29.05.2025
Barkley kritisiert ESPN
Anthony Edwards wird von vielen als kommender Top-Superstar der Liga gehandelt - doch Charles Barkley sieht das anders. Der Hall of Famer erklärt, warum andere Spieler aktuell mehr für die Rolle des NBA-Aushängeschilds taugen.

Edwards hat sich in den vergangenen Jahren zu einem der aufregendsten Spieler der NBA entwickelt - doch für Charles Barkley ist der Timberwolves-Star noch nicht bereit, als "Gesicht der Liga" zu gelten. In einer TV-Sendung kritisierte Barkley insbesondere die Berichterstattung von ESPN, die Edwards nach starken Leistungen früh in diese Rolle gedrängt habe.
"Das muss man sich verdienen", so Barkley.

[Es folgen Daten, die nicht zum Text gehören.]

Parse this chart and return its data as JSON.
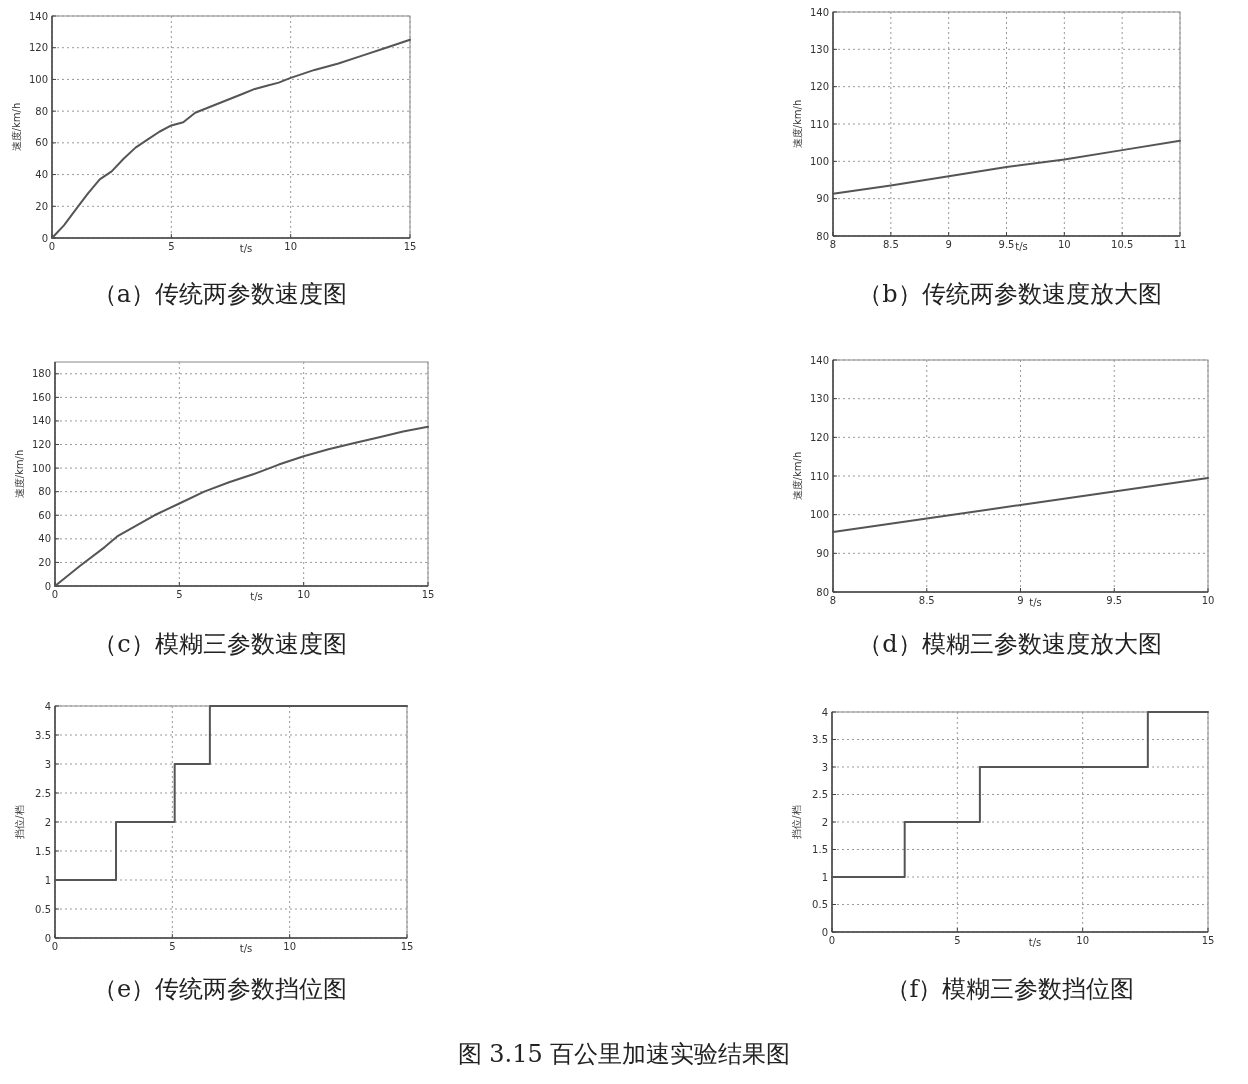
{
  "chart_data": [
    {
      "type": "line",
      "title": "（a）传统两参数速度图",
      "xlabel": "t/s",
      "ylabel": "速度/km/h",
      "x": [
        0,
        0.5,
        1,
        1.5,
        2,
        2.5,
        3,
        3.5,
        4,
        4.5,
        5,
        5.5,
        6,
        6.5,
        7,
        7.5,
        8,
        8.5,
        9,
        9.5,
        10,
        11,
        12,
        13,
        14,
        15
      ],
      "values": [
        0,
        8,
        18,
        28,
        37,
        42,
        50,
        57,
        62,
        67,
        71,
        73,
        79,
        82,
        85,
        88,
        91,
        94,
        96,
        98,
        101,
        106,
        110,
        115,
        120,
        125
      ],
      "color": "#555555",
      "xlim": [
        0,
        15
      ],
      "xticks": [
        0,
        5,
        10,
        15
      ],
      "ylim": [
        0,
        140
      ],
      "yticks": [
        0,
        20,
        40,
        60,
        80,
        100,
        120,
        140
      ],
      "grid": true
    },
    {
      "type": "line",
      "title": "（b）传统两参数速度放大图",
      "xlabel": "t/s",
      "ylabel": "速度/km/h",
      "x": [
        8,
        8.5,
        9,
        9.5,
        10,
        10.5,
        11
      ],
      "values": [
        91.3,
        93.5,
        96,
        98.5,
        100.5,
        103,
        105.5
      ],
      "color": "#555555",
      "xlim": [
        8,
        11
      ],
      "xticks": [
        8,
        8.5,
        9,
        9.5,
        10,
        10.5,
        11
      ],
      "ylim": [
        80,
        140
      ],
      "yticks": [
        80,
        90,
        100,
        110,
        120,
        130,
        140
      ],
      "grid": true
    },
    {
      "type": "line",
      "title": "（c）模糊三参数速度图",
      "xlabel": "t/s",
      "ylabel": "速度/km/h",
      "x": [
        0,
        1,
        2,
        2.5,
        3,
        4,
        5,
        6,
        7,
        8,
        9,
        10,
        11,
        12,
        13,
        14,
        15
      ],
      "values": [
        0,
        17,
        33,
        42,
        48,
        60,
        70,
        80,
        88,
        95,
        103,
        110,
        116,
        121,
        126,
        131,
        135
      ],
      "color": "#555555",
      "xlim": [
        0,
        15
      ],
      "xticks": [
        0,
        5,
        10,
        15
      ],
      "ylim": [
        0,
        190
      ],
      "yticks": [
        0,
        20,
        40,
        60,
        80,
        100,
        120,
        140,
        160,
        180
      ],
      "grid": true
    },
    {
      "type": "line",
      "title": "（d）模糊三参数速度放大图",
      "xlabel": "t/s",
      "ylabel": "速度/km/h",
      "x": [
        8,
        8.5,
        9,
        9.5,
        10
      ],
      "values": [
        95.5,
        99,
        102.5,
        106,
        109.5
      ],
      "color": "#555555",
      "xlim": [
        8,
        10
      ],
      "xticks": [
        8,
        8.5,
        9,
        9.5,
        10
      ],
      "ylim": [
        80,
        140
      ],
      "yticks": [
        80,
        90,
        100,
        110,
        120,
        130,
        140
      ],
      "grid": true
    },
    {
      "type": "step",
      "title": "（e）传统两参数挡位图",
      "xlabel": "t/s",
      "ylabel": "挡位/档",
      "x": [
        0,
        2.6,
        5.1,
        6.6,
        15
      ],
      "values": [
        1,
        2,
        3,
        4,
        4
      ],
      "color": "#555555",
      "xlim": [
        0,
        15
      ],
      "xticks": [
        0,
        5,
        10,
        15
      ],
      "ylim": [
        0,
        4
      ],
      "yticks": [
        0,
        0.5,
        1,
        1.5,
        2,
        2.5,
        3,
        3.5,
        4
      ],
      "grid": true
    },
    {
      "type": "step",
      "title": "（f）模糊三参数挡位图",
      "xlabel": "t/s",
      "ylabel": "挡位/档",
      "x": [
        0,
        2.9,
        5.9,
        12.6,
        15
      ],
      "values": [
        1,
        2,
        3,
        4,
        4
      ],
      "color": "#555555",
      "xlim": [
        0,
        15
      ],
      "xticks": [
        0,
        5,
        10,
        15
      ],
      "ylim": [
        0,
        4
      ],
      "yticks": [
        0,
        0.5,
        1,
        1.5,
        2,
        2.5,
        3,
        3.5,
        4
      ],
      "grid": true
    },
    {
      "type": "other",
      "title": "图 3.15 百公里加速实验结果图"
    }
  ]
}
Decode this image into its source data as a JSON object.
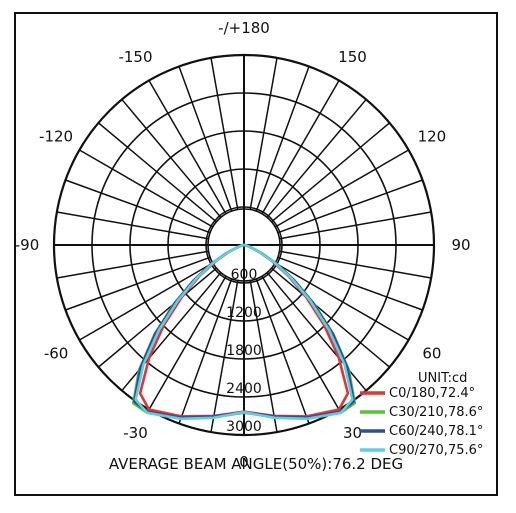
{
  "chart_data": {
    "type": "polar",
    "title": "",
    "footer": "AVERAGE BEAM ANGLE(50%):76.2 DEG",
    "unit_label": "UNIT:cd",
    "r_max": 3000,
    "radial_ticks": [
      600,
      1200,
      1800,
      2400,
      3000
    ],
    "radial_tick_labels": [
      "600",
      "1200",
      "1800",
      "2400",
      "3000"
    ],
    "angle_labels": [
      {
        "angle": 0,
        "label": "0"
      },
      {
        "angle": 30,
        "label": "30"
      },
      {
        "angle": -30,
        "label": "-30"
      },
      {
        "angle": 60,
        "label": "60"
      },
      {
        "angle": -60,
        "label": "-60"
      },
      {
        "angle": 90,
        "label": "90"
      },
      {
        "angle": -90,
        "label": "-90"
      },
      {
        "angle": 120,
        "label": "120"
      },
      {
        "angle": -120,
        "label": "-120"
      },
      {
        "angle": 150,
        "label": "150"
      },
      {
        "angle": -150,
        "label": "-150"
      },
      {
        "angle": 180,
        "label": "-/+180"
      }
    ],
    "series": [
      {
        "name": "C0/180,72.4°",
        "color": "#e63232",
        "angles": [
          0,
          10,
          20,
          30,
          35,
          40,
          45,
          50,
          55,
          60,
          65,
          70,
          80,
          90
        ],
        "values": [
          2630,
          2740,
          2880,
          3000,
          2860,
          2330,
          1790,
          1280,
          860,
          520,
          280,
          120,
          30,
          0
        ]
      },
      {
        "name": "C30/210,78.6°",
        "color": "#5cc23a",
        "angles": [
          0,
          10,
          20,
          30,
          35,
          40,
          45,
          50,
          55,
          60,
          65,
          70,
          80,
          90
        ],
        "values": [
          2650,
          2760,
          2910,
          3060,
          3050,
          2580,
          2000,
          1440,
          970,
          600,
          320,
          140,
          30,
          0
        ]
      },
      {
        "name": "C60/240,78.1°",
        "color": "#2a4fa0",
        "angles": [
          0,
          10,
          20,
          30,
          35,
          40,
          45,
          50,
          55,
          60,
          65,
          70,
          80,
          90
        ],
        "values": [
          2640,
          2750,
          2900,
          3040,
          3020,
          2550,
          1980,
          1420,
          960,
          590,
          310,
          135,
          30,
          0
        ]
      },
      {
        "name": "C90/270,75.6°",
        "color": "#5ecfe0",
        "angles": [
          0,
          10,
          20,
          30,
          35,
          40,
          45,
          50,
          55,
          60,
          65,
          70,
          80,
          90
        ],
        "values": [
          2640,
          2770,
          2920,
          3060,
          2980,
          2470,
          1900,
          1360,
          910,
          560,
          300,
          130,
          30,
          0
        ]
      }
    ]
  }
}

Stattdessen nennt er Shai Gilgeous-Alexander, Nikola Jokic und Giannis Antetokounmpo als Spieler, die durch konstante Klasse und Führungsqualität den Status aktuell deutlich eher verdienen würden. Edwards’ schwache Vorstellung in den Western Conference Finals gegen Oklahoma City unterstreiche für ihn die fehlende Reife für eine solche Rolle.
Schon früher in der Saison hatte Barkley Edwards einen Rückschritt attestiert - vor allem aufgrund zu vieler Distanzwürfe und mangelnder Aggressivität zum Korb. Edwards reagierte damals gelassen, gab aber zu, dass ein Teil der Kritik berechtigt sei.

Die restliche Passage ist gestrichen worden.